I have been reading recently about Google’s strategies for growing their business and a key driver is the way they define and track objectives and their outcomes using Objectives and Key Results (OKRs). 

Many commentators mistakenly claim OKRs were a Google invention, in fact they were invented at Intel and John Doerr of Kleiner Perkins Caufield & Byers originally presented the idea to Google’s leadership in 1999 when Google was less than a year old, and they’ve been in use ever since. Here is your two minute guide to OKRs.


  • Objectives are ambitious, and should feel somewhat uncomfortable.
  • Key Results are measurable; they should be easy to grade with a number (Google use a 0 – 1.0 scale to grade each key result at the end of a quarter).
  • OKRs are public; everyone in the company should be able to see what everyone else is working on (and how they did in the past).
  • The “sweet spot” for an OKR grade is 0.6 – 0.7; if someone consistently gets 1.0, their OKRs aren’t ambitious enough.

How to implement OKRs?

  1. Set your Objectives; these should be significant, should communicate action and should be supported by the organization as a whole.
  2. For each Objective, write down your Key Results, which is how you’re going to accomplish the goals. These few key points should be aggressive yet realistic, measurable, and time related.

Why use OKRs?

  1. Disciplines thinking – major goals will surface.
  2. Communicates accurately – lets everyone knows what is important.
  3. Establishes indicators for measuring progress – shows how far along we are.
  4. Focuses effort – keeps everyone in step with each other.

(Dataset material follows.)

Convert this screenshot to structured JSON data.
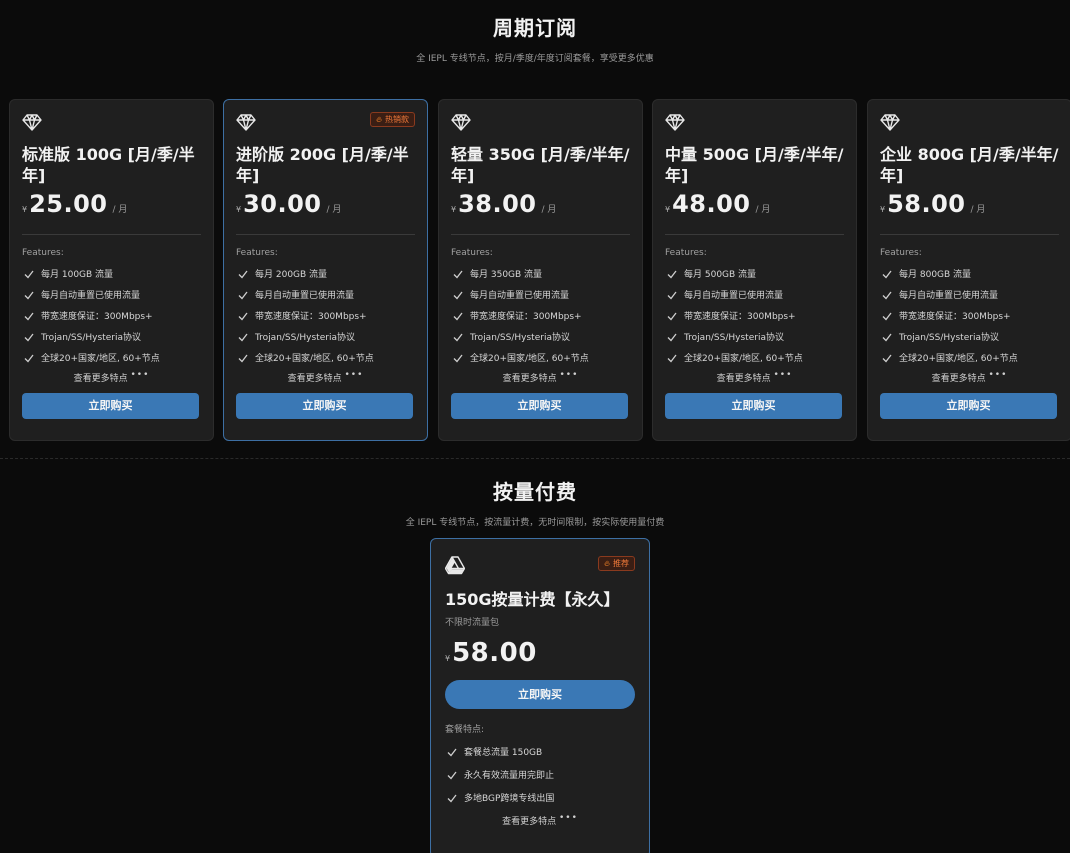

Guidelines for successfully implementing OKRs in your organisation

  • Maximum of five objectives per company, department, team and person.
  • Maximum of four Key Results per Objective.
  • OKRs must be mutually agreed upon by managers and employees.
  • OKRs should be a stretch – managers should expect a score of 60-70% completion. (100% indicates the OKRs were too easy in the first place).
  • Review regularly, and carry forward only those Key Results which are still relevant.
  • Objectives should be supporting the company as a whole.
  • Key Results should be outcome based not task based.

The difference between personal, team and organisational OKRs

  • Personal OKRs define what the person is working on.
  • Team OKRs define the priorities for the team (not a collection of all individual OKRs).
  • Company OKRs are big picture, top-level focus for the entire company.

And here is a live, working, example of an organisational OKR for the introduction of our new training courses and workshops. Sophie and I both have personal OKRs to deliver this organisational OKR.

Launch Make Happy Training and sell three courses in Q3 2014.

Key Results:
Introduce digital and print sales collateral for each of the courses.
Mailshot the clients and friends database with details on the courses.
Launch the programme with three free breakfasts introducing a course and the course facilitator.